I am working with a huge dataset in parquet files. I need an ability to skip first n rows, without materializing them in memory. Based on the documentation, I should be able to create compute expression using special fields __fragment_index and __batch_index. I am using PyArrow 18.0.
My rough approach (simplified to illustrate the problem):
from pyarrow import dataset as ds
from pyarrow import compute as pc
dataset = ds.dataset(input_dir, format="parquet")
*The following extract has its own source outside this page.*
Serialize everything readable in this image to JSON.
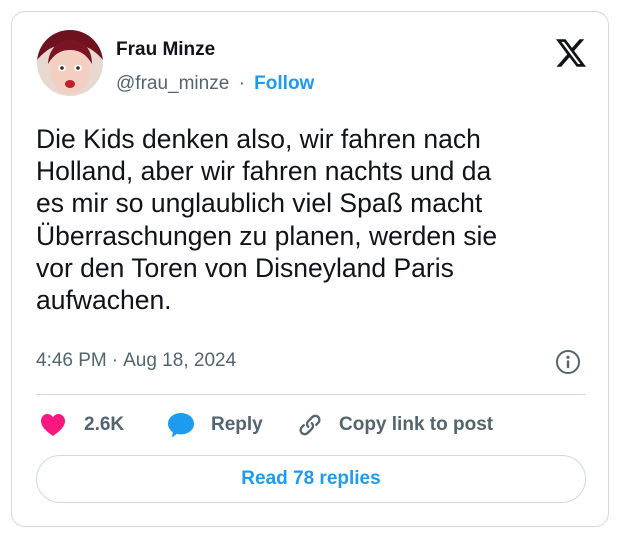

scan_columns['my_column'] = pc.field('my_column') # Arbitrary column with my data
scan_columns['__proj_index'] = (
pc.add(pc.multiply(pc.field('__fragment_index'), pc.scalar(10000)),
pc.field('__batch_index')
))
filter = pc.field('__proj_index') >= pc.scalar(42000042)
batches = dataset.scanner(columns=scan_columns, filter=filter).to_batches()
Unfortunately, this generates error
File "pyarrow/_dataset.pyx", line 399, in pyarrow._dataset.Dataset.scanner
File "pyarrow/_dataset.pyx", line 3557, in pyarrow._dataset.Scanner.from_dataset
File "pyarrow/_dataset.pyx", line 3475, in pyarrow._dataset.Scanner._make_scan_options
File "pyarrow/_dataset.pyx", line 3422, in pyarrow._dataset._populate_builder
File "pyarrow/error.pxi", line 92, in pyarrow.lib.check_status
pyarrow.lib.ArrowInvalid: No match for FieldRef.Name(__fragment_index) in column_name: int64
Documentation at https://arrow.apache.org/docs/python/generated/pyarrow.dataset.Scanner.html#pyarrow.dataset.Scanner.from_dataset says:
The list of columns or expressions may use the special fields __batch_index (the index of the batch within the fragment), __fragment_index (the index of the fragment within the dataset), __last_in_fragment (whether the batch is last in fragment), and __filename (the name of the source file or a description of the source fragment).
Any insights what may be wrong here?
A known issue: Fully support special fields in Scanner.